Johnson thanked jurors "from the bottom of my heart" for their work, along with his lawyers and his family.
His was the first case filed by a cancer patient against the agribusiness giant to reach trial. It was expedited because court filings indicated that Johnson was dying. His victory may set the precedent for many others.
"A unanimous jury in San Francisco has told Monsanto: 'Enough. You did something wrong and now you have to pay,'" said Brent Wisner, Johnson's lead trial lawyer. "There's 4,000 other cases filed around the United States and there are countless thousand other people out there who are suffering from cancer because Monsanto didn't give them a choice ... We now have a way forward."
Monsanto has denied a link between the active ingredient in Roundup — glyphosate — and cancer, saying hundreds of studies have established that glyphosate is safe.
Monsanto spokesman Scott Partridge said the company will appeal. Partridge said scientific studies and two government agencies have concluded that Roundup does not cause cancer.
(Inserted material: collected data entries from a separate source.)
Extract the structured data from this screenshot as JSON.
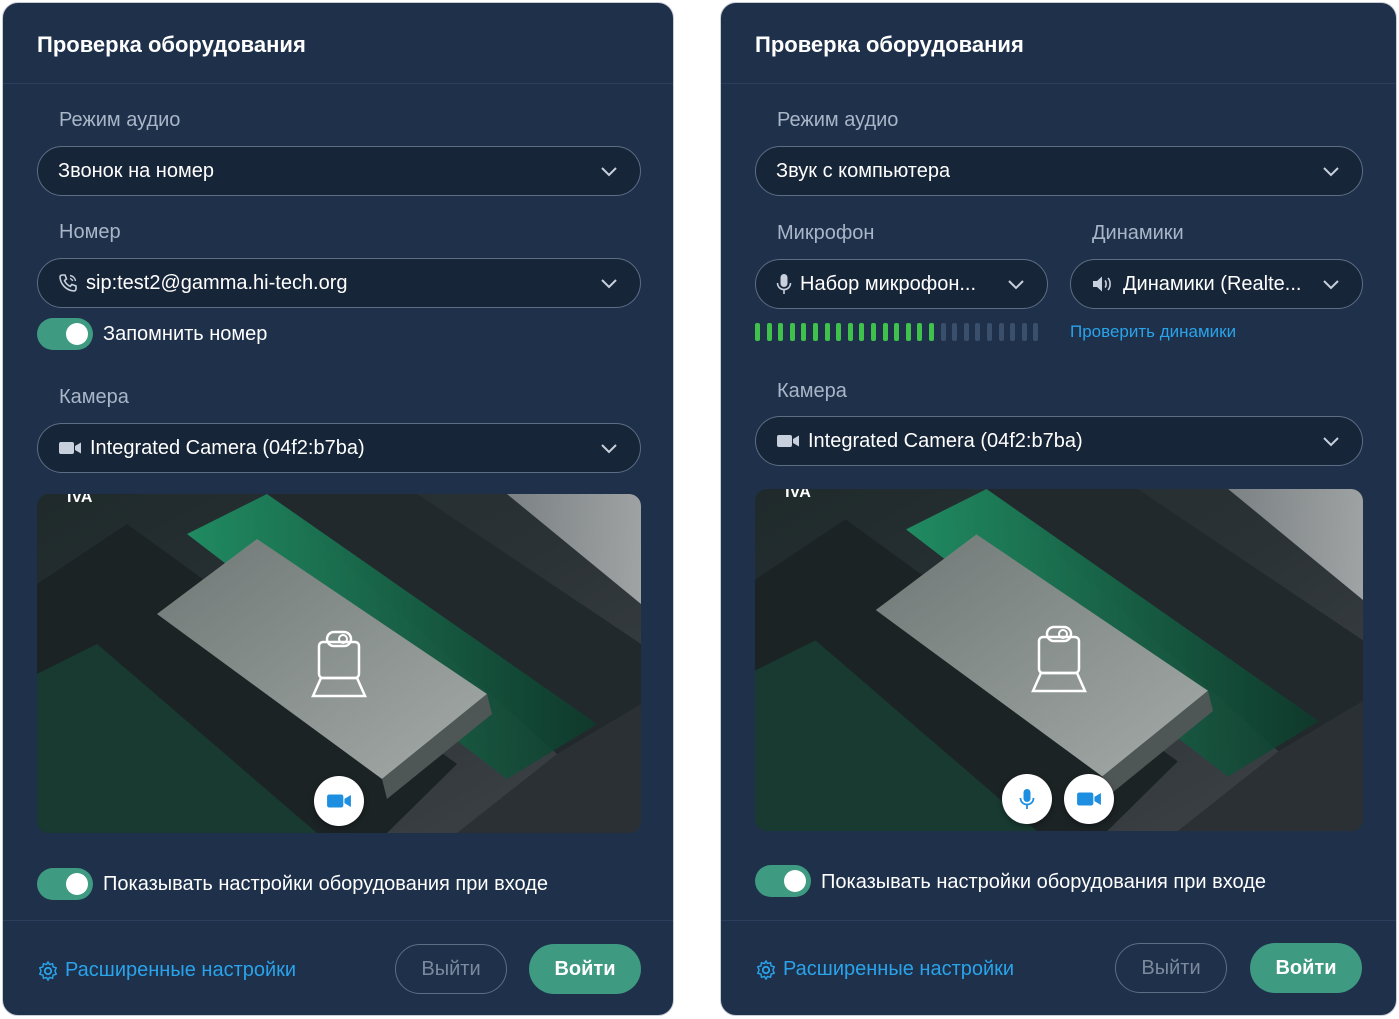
{
  "colors": {
    "panel_bg": "#1e304a",
    "field_bg": "#172538",
    "accent_green": "#3e9a80",
    "link_blue": "#2aa3ea",
    "meter_active": "#3ec24b",
    "meter_inactive": "#3a4f6b"
  },
  "left_panel": {
    "title": "Проверка оборудования",
    "audio_mode_label": "Режим аудио",
    "audio_mode_value": "Звонок на номер",
    "number_label": "Номер",
    "number_value": "sip:test2@gamma.hi-tech.org",
    "number_icon": "phone-icon",
    "remember_label": "Запомнить номер",
    "remember_on": true,
    "camera_label": "Камера",
    "camera_value": "Integrated Camera (04f2:b7ba)",
    "camera_icon": "video-camera-icon",
    "show_settings_label": "Показывать настройки оборудования при входе",
    "show_settings_on": true,
    "advanced_label": "Расширенные настройки",
    "exit_label": "Выйти",
    "enter_label": "Войти"
  },
  "right_panel": {
    "title": "Проверка оборудования",
    "audio_mode_label": "Режим аудио",
    "audio_mode_value": "Звук с компьютера",
    "mic_label": "Микрофон",
    "mic_value": "Набор микрофон...",
    "mic_icon": "microphone-icon",
    "speakers_label": "Динамики",
    "speakers_value": "Динамики (Realte...",
    "speakers_icon": "speaker-icon",
    "mic_level": {
      "active_bars": 16,
      "total_bars": 25
    },
    "check_speakers_label": "Проверить динамики",
    "camera_label": "Камера",
    "camera_value": "Integrated Camera (04f2:b7ba)",
    "camera_icon": "video-camera-icon",
    "show_settings_label": "Показывать настройки оборудования при входе",
    "show_settings_on": true,
    "advanced_label": "Расширенные настройки",
    "exit_label": "Выйти",
    "enter_label": "Войти"
  }
}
"We are sympathetic to Mr. Johnson and his family," Partridge said. "We will appeal this decision and continue to vigorously defend this product, which has a 40-year history of safe use and continues to be a vital, effective, and safe tool for farmers and others."
Johnson used Roundup and a similar product, Ranger Pro, as a pest control manager at a San Francisco Bay Area school district, his lawyers said. He sprayed large quantities from a 50-gallon tank attached to a truck, and during gusty winds, the product would cover his face, said Brent Wisner, one of his attorneys.
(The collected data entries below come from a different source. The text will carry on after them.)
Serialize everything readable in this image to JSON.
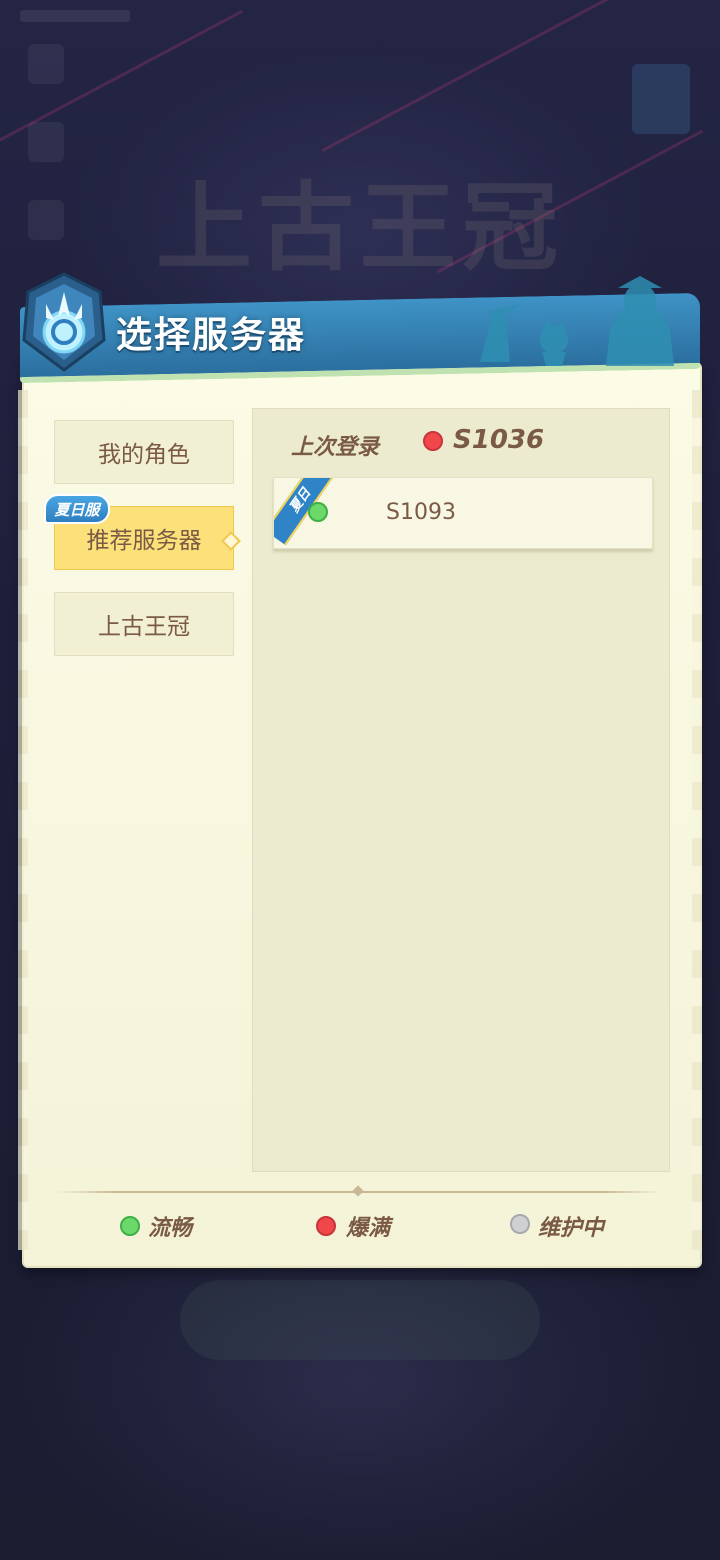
{
  "background": {
    "logo_text": "上古王冠"
  },
  "dialog": {
    "title": "选择服务器",
    "tabs": [
      {
        "label": "我的角色",
        "active": false
      },
      {
        "label": "推荐服务器",
        "active": true,
        "badge": "夏日服"
      },
      {
        "label": "上古王冠",
        "active": false
      }
    ],
    "last_login": {
      "label": "上次登录",
      "server": "S1036",
      "status": "爆满"
    },
    "servers": [
      {
        "name": "S1093",
        "ribbon": "夏日",
        "status": "流畅"
      }
    ],
    "legend": [
      {
        "label": "流畅",
        "color": "#6bd86a"
      },
      {
        "label": "爆满",
        "color": "#f0474a"
      },
      {
        "label": "维护中",
        "color": "#cfd0d4"
      }
    ]
  }
}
Once, when a hose broke, the weed killer soaked his entire body.
Johnson read the label and even contacted the company after developing a rash but was never warned it could cause cancer, Wisner said. He was diagnosed with non-Hodgkin's lymphoma in 2014.
"The simple fact is he is going to die. It's just a matter of time," Wisner told the jury in his opening statement last month.
But George Lombardi, an attorney for Monsanto, said non-Hodgkin's lymphoma takes years to develop, so Johnson's cancer must have started well before he began working at the school district.
The U.S. Environmental Protection Agency says Roundup's active ingredient is safe for people when used in accordance with label directions.
However, the France-based International Agency for Research on Cancer, which is part of the World Health Organization, classified it as a "probable human carcinogen" in 2015. California added glyphosate to its list of chemicals known to cause cancer.
Johnson's attorneys sought and won $39 million in compensatory damages and $250 million of the $373 million they wanted in punitive damages.